Toplumsal sorunlar, bireysel problemler derken hislerimizi de kaybetmeye başladığımız şüphesiz bir gerçek. Hızlı tüketilen iyi ya da kötü ne varsa bizi umursamaz yaptığı kaçınılamaz. Bir şeye sevinecek vakit ya da üzülecek vakit olmuyor çünkü bir yenisi, bir başkası derken gündem sürekli değişkenlik gösterebiliyor. Fazla sitemkar gelebilirim fakat takılı kaldığımız bu ağ, herkesi taşıyabilecek kadar güçlü.

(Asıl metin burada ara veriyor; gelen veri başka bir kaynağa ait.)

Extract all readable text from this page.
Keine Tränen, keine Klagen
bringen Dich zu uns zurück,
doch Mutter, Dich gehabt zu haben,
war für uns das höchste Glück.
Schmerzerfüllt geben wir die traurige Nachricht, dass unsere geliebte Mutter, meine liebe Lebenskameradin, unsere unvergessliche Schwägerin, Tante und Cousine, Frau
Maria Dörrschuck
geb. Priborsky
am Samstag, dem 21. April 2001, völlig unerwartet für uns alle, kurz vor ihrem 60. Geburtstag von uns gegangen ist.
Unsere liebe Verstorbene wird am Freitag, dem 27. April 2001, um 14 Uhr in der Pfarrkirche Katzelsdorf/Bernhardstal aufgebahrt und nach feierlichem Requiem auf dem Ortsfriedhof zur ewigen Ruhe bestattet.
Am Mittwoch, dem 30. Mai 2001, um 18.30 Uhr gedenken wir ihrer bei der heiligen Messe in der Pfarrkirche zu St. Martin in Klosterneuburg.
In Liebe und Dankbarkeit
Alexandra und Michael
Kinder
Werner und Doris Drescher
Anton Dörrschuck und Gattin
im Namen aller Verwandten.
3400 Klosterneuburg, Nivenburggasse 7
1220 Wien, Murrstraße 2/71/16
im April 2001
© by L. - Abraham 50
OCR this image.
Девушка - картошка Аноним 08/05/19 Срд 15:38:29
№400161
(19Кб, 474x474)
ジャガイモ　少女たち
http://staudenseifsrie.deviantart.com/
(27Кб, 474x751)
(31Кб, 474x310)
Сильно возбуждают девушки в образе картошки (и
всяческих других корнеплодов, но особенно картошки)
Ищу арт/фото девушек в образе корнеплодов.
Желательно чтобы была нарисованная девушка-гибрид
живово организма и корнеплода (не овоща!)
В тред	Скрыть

Paleolitik dönemde mağaralara çizilen ya da çizilmeye çalışan resimlerle kalıcı iletişimin temellerinin atılmasıyla başlayan iletişimsel gereklilikler, günümüzde fazlasıyla devam edebilmektedir. Biz günümüze dönelim ve size bu satırların ulaşmasına fırsat veren ve ortam sağlayan herkese teşekkürlerimizi sunarak web’in hayatımıza girişinin 25. Yılının tadını çıkaralım!